Я сидел и слушал его, верил ему и чувствовал его независимость, силу и… власть во мне – меня это пугало. Кто он? и зачем он во мне? Он мне помогает, или он стремится свергнуть меня с правления моей головой, воцариться надо мной – и тогда… я стану Яковом Петровичем? А слышит ли он сейчас мои вопросы самому себе? – масса вопросов в моей голове не давали мне покоя. Я то спал, то мучился бессонницей и слушал речи Якова Петровича, уже более не отвечал ему, а просто – слушал.
– Весь мир – единый храм с небесным куполом, с нетленными законами, с наречёнными священниками и патриархами, якобы владеющими компетенцией вымышленной истинной мудрости и получающими вип-места в покоях Элизиума. Самозванцы! Все священники самозванцы! либо фанатики, что тому хуже, – вновь гласил Яков Петрович. Теперь он звучал эхом, и если я не вёл с ним диалог, то он говорил это тоже без адресата, как бы в стену.
7
Я основательно обдумывал свою вспыльчивую неприязнь к Юле в течение нескольких мучительных дней. Не то чтобы было много чего обдумать или это выходило сложно – нет, просто настроение бросало в крайности, как на американских горках: то стремительные восходы, вплоть до физического ощущения возвышенности чувств, то падение в глубочайшие ямы, мерзкие, удручающие до того, что мерк дневной свет в глазах. Всё сменялось быстро, без прелюдий, без жалости ко мне – это было трудностью к подступу решения моей проблемы.
А проблема действительна была. Я анализировал и всё-таки осознавал абсурдность мира без Юли, понял всю притягательность моей любви к Юле. От любви ведь нельзя отказаться; ею трудно, почти невозможно управлять. Кто это может – тот, наверное, практически бездушный человек.
Раньше я думал совсем иначе. Думал, что люди, однажды полюбившие друг друга, должны всегда быть неразлучными. Чем чаще я видел влюблённых людей вместе, тем они отчётливее врезались в мою память именно парой – порознь я их представить никак не мог. Настолько ли я был наивен или видел в людях априорный идеал – не знаю. Мне хотелось, чтобы так было. Мне грело душу чужое счастье: счастливые люди делились этим счастьем со мной, знали они об этом или нет.
Теперь всё стало другим, и мне не видится в людях идеала. Их чувства стали вычурными, а проявления их причудливыми. Объект любви теперь тщательно отбирается и с лёгкостью меняется. Осталось ли место любви во всей этой аффектированной волоките чувств?
Так или иначе, я чувствовал любовь. Мне не нужен был для чувств разум, ведь как мне припоминается мысль одного великого человека: половой инстинкт сублимируется до любви. Такое лаконичное объяснение этого чувства придаёт любви естественность, а также человечность. Но это скорее слишком банальные истины, однако, объяснить достоверно, со всей полнотой, это высшее чувство нельзя.

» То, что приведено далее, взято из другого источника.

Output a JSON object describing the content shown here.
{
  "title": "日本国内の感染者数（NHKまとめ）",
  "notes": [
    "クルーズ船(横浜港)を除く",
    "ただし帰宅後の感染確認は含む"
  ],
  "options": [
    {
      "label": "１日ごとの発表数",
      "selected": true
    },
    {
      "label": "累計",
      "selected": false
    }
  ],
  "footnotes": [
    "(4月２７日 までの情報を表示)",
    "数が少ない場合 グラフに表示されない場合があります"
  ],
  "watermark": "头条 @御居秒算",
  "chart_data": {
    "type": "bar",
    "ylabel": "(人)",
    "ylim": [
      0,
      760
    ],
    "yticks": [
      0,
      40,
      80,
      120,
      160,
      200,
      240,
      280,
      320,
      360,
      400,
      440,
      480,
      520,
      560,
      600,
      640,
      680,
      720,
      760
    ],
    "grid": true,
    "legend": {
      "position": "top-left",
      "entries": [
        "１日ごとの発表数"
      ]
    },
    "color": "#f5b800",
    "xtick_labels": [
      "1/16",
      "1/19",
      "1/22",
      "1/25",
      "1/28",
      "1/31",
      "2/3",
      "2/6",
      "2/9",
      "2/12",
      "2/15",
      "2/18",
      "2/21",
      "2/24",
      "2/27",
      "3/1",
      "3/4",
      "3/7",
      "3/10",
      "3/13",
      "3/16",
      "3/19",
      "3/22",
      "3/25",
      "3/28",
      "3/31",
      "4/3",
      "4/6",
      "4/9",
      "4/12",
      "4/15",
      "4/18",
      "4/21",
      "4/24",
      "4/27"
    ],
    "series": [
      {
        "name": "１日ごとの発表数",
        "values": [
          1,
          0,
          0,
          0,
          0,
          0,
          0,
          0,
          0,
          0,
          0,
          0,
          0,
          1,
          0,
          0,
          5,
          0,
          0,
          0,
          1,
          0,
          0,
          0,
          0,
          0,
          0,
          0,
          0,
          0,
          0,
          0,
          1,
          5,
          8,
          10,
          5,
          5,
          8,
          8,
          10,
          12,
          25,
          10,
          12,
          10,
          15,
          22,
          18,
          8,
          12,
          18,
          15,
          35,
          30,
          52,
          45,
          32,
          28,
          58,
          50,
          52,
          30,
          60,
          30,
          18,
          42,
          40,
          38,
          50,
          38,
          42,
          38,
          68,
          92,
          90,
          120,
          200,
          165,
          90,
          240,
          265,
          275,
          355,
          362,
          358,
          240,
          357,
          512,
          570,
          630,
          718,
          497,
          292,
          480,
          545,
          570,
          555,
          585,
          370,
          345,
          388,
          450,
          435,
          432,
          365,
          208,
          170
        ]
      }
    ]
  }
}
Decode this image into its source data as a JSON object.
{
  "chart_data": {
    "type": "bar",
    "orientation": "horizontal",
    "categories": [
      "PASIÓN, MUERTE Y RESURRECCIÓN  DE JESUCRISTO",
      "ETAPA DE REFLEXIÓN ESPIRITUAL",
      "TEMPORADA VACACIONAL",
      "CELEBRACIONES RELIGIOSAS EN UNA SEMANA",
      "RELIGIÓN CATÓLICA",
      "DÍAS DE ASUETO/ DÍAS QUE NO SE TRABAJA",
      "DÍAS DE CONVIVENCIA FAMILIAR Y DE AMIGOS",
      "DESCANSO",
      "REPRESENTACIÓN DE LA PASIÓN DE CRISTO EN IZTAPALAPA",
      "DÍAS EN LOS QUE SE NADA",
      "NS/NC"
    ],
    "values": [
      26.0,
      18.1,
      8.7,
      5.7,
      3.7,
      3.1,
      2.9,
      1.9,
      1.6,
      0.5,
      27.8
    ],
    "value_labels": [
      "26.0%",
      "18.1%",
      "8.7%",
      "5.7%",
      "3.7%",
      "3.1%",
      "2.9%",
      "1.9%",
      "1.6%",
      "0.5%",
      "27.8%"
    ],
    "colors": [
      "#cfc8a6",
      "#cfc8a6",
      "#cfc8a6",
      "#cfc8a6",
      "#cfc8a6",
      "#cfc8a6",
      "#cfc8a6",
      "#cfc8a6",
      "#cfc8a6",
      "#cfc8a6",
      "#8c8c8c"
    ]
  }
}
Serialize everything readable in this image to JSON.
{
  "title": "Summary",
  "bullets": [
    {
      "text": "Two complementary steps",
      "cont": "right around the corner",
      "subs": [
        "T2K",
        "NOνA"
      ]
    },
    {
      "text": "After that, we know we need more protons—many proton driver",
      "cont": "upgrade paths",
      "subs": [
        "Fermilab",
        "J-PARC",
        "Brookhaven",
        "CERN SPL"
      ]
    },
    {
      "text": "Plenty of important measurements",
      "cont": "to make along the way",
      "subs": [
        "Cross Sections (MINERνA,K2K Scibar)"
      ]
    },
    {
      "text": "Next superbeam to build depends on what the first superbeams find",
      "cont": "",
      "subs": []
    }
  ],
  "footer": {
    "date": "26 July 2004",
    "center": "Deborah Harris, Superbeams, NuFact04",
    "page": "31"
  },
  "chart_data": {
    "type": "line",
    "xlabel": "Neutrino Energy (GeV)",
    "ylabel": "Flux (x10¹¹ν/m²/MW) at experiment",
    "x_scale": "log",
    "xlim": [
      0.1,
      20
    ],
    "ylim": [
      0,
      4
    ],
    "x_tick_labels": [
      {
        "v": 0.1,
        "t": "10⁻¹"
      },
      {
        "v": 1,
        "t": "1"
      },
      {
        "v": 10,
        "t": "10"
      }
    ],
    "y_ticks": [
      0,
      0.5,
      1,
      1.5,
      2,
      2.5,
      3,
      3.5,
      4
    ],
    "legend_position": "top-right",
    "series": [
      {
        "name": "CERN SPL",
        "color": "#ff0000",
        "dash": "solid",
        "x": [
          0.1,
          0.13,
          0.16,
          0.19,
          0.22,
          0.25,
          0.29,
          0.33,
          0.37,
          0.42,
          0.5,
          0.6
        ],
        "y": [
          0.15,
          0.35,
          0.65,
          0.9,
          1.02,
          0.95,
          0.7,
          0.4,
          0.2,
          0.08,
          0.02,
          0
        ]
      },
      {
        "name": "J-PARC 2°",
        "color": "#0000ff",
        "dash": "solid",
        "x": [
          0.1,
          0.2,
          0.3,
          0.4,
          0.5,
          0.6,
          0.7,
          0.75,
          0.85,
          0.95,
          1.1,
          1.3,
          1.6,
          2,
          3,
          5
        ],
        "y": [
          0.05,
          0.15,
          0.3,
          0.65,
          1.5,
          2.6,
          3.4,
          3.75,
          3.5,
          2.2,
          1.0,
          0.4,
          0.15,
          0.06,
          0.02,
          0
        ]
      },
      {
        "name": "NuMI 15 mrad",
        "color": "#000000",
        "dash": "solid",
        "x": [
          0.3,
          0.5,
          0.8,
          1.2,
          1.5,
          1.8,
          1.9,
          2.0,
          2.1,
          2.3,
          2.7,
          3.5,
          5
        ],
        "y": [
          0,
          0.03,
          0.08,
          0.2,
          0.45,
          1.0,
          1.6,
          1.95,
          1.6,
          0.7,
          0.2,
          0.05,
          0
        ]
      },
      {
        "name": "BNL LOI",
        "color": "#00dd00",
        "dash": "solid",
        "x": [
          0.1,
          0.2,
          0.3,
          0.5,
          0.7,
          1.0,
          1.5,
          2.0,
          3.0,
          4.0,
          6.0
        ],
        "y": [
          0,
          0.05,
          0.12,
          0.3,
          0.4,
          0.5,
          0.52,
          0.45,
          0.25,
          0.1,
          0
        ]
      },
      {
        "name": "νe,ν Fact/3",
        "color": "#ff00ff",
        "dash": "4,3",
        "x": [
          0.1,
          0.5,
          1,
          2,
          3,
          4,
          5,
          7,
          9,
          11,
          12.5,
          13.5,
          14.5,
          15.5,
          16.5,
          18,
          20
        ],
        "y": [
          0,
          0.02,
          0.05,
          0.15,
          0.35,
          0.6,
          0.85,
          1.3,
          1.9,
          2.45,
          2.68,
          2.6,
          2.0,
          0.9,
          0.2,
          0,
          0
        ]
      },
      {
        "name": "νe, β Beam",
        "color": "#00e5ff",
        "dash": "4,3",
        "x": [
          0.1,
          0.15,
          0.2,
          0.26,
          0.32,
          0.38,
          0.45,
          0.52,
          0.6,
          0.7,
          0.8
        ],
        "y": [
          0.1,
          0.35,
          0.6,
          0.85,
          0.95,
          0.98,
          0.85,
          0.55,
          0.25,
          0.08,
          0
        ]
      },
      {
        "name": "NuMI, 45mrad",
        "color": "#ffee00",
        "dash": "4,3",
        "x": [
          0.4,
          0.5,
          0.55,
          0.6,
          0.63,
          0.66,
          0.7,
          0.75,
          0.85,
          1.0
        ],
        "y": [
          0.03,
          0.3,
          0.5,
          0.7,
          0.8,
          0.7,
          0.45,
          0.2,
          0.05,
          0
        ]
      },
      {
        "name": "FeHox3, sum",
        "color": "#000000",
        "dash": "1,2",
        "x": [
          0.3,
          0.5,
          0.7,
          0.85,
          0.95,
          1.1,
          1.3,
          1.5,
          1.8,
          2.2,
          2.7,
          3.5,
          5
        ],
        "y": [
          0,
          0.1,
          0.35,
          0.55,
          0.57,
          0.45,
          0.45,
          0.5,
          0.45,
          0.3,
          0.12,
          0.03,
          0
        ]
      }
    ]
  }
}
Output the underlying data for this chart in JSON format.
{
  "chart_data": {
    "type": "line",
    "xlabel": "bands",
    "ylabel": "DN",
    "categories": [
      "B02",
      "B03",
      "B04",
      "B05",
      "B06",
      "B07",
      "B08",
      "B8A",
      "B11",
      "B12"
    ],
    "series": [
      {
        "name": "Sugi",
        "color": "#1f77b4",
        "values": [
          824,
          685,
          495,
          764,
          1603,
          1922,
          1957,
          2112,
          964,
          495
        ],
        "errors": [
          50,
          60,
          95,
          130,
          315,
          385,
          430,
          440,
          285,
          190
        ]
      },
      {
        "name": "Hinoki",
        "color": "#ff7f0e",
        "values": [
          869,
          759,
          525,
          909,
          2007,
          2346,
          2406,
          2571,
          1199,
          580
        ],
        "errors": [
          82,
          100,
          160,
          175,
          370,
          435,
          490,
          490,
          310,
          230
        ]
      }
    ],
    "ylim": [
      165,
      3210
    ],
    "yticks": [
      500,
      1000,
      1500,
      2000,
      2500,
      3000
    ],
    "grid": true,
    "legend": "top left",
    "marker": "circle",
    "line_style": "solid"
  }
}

Какой бы Юля не была ущербной для моего испещрённого будущего, я хотел её видеть в моей жизни и именно поэтому следовал зову высшего полового инстинкта – любви. Правильное ли это решение или нет, я не знаю – я всего лишь человек.
8
Юля снимала квартиру в затхлом бараке – притом, что это был наиболее благоприятный вариант, и по цене, и по условиям. В этом была моя вина, я чувствовал вину, совесть теребила струны нервов и играла на них басистый реквием.
С одной стороны Юлиной квартиры жил самый обыкновенный сосед. Впрочем, обычный он был по своему внешнему виду и образу жизни, но никак не по личной обстановке, более локальной. Жил он один со своим сыном первоклассником. Жена его погибла незавидной смертью: была изнасилована и жесточайше избита перед своим же домом. По наступлению сумерек у дома всегда было мрачно; фонарь не горел, и не было видно ничего. Поэтому она и пролежала в снегу у самого дома до рассвета, а её же муж не углядел в снегу её тела, когда шёл домой с работы. Помимо этой катастрофы, клеймом присутствующей в их жизни и постоянно заставляющей горевать о прошлом, была другая. Этот сосед бил своего шестилетнего сына по поводу или без повода. Просто хотел его уничтожить, медленно, растягивая удовольствие. Я думаю, он видел в своём сыне себя и, как из того следует, мечтал о Великом саморазрушении. Видится здесь вина обстоятельств пережитых ими, пошатнувших психику соседа.